Крейс сразу напустился на Мартина, но постепенно и Нортон начал вставлять словечки, и, наконец, разговор превратился в настоящее единоборство между ним и Крейсом. Мартин слушал, не веря своим ушам, ему казалось просто немыслимым, что все это происходит наяву, да еще где — в рабочем квартале, к югу от Маркет-стрит. В этих людях словно ожили все книги, которые он читал. Они говорили с жаром и увлечением, игра ума возбуждала их так, как других возбуждает гнев или спиртное. Это не была сухая философия печатного слова, созданная мифическими полубогами вроде Канта и Спенсера. Это была живая философия, она вошла в плоть и кровь спорщиков, кипела и бушевала в их речах. Постепенно и другие втянулись в спор и следили за ним с напряженным вниманием, дымя папиросами.
Мартин никогда не увлекался идеализмом, но в изложении Нортона он явился для него откровением. Однако Крейса и Гамильтона не убеждала та логика, которая Мартину казалась неопровержимой, они смеялись над Нортоном, называя его метафизиком, а тот, в свою очередь, называл метафизиками их самих.

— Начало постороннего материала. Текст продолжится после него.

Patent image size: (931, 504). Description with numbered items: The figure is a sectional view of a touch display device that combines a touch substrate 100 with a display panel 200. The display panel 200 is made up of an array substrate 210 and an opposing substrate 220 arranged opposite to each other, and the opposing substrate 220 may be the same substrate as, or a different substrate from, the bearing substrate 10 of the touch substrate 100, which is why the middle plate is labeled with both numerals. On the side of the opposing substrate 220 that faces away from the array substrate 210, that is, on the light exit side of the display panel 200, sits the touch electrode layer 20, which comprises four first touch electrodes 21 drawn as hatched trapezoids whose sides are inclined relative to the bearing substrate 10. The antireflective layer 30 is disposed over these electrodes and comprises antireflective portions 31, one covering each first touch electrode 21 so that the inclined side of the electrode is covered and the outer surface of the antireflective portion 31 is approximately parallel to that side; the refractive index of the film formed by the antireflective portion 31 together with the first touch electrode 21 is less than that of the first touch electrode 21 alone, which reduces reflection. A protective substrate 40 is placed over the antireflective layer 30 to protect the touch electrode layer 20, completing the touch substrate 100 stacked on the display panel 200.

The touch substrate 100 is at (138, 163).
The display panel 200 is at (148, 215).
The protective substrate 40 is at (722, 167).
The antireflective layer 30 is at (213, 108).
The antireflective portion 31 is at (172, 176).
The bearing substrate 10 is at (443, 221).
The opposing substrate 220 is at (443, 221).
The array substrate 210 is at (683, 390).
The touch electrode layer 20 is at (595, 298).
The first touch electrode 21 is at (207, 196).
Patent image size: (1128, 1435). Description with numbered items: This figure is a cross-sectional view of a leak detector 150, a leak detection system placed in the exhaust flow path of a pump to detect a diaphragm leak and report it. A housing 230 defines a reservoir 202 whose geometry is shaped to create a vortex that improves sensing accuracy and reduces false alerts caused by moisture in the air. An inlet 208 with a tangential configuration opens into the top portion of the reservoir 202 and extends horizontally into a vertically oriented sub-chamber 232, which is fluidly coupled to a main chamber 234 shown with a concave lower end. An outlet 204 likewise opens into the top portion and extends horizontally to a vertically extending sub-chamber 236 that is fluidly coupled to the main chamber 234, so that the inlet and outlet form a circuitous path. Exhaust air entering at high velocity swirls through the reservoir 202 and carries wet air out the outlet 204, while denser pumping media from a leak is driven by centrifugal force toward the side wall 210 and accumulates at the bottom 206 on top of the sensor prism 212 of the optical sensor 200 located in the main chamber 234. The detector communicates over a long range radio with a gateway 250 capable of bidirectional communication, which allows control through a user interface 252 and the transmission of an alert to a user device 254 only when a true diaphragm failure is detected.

«Феномены» и «ноумены» так и носились в воздухе. Крейс и Гамильтон обвиняли Нортона в попытках объяснить сознание из самого сознания. А тот, в свою очередь, обвинял их в том, что они жонглируют словами и строят обобщения не на основе фактов, а на основе понятий. Это их бесило. Их основной принцип к тому и сводился, что следует начинать с фактов и фактам давать наименование.
Когда Нортон углубился в сложные построения Канта, Крейс сказал, что всякий добропорядочный немецкий философ старой школы после смерти попадает в Оксфорд. Когда Нортон упомянул о гамильтоновском законе условного, его противники немедленно объявили, что именно они основываются на этом законе. А Мартин слушал, обхватив колени руками и дрожа от восторга. Нортон не был истинным сторонником Спенсера, и потому он часто в разгаре спора обращался к Мартину, полемизируя с ним так же, как и с другими противниками.
— Вы знаете, что Беркли{34}
еще никто по-настоящему не ответил, — говорил он, обращаясь к Мартину. — Герберт Спенсер подошел ближе других, но и он, в сущности говоря, не дал исчерпывающего ответа. Самые смелые из его последователей не могут пойти дальше. Я читал статью Салиби о Спенсере. Даже он говорит, что Спенсеру «почти» удалось ответить Беркли.— А вы помните, что сказал Юм{35}
?! — воскликнул Гамильтон.Нортон кивнул головой, но Гамильтон счел нужным пояснить остальным:
— Юм сказал, что аргументы Беркли не допускают никакого ответа и совершенно неубедительны.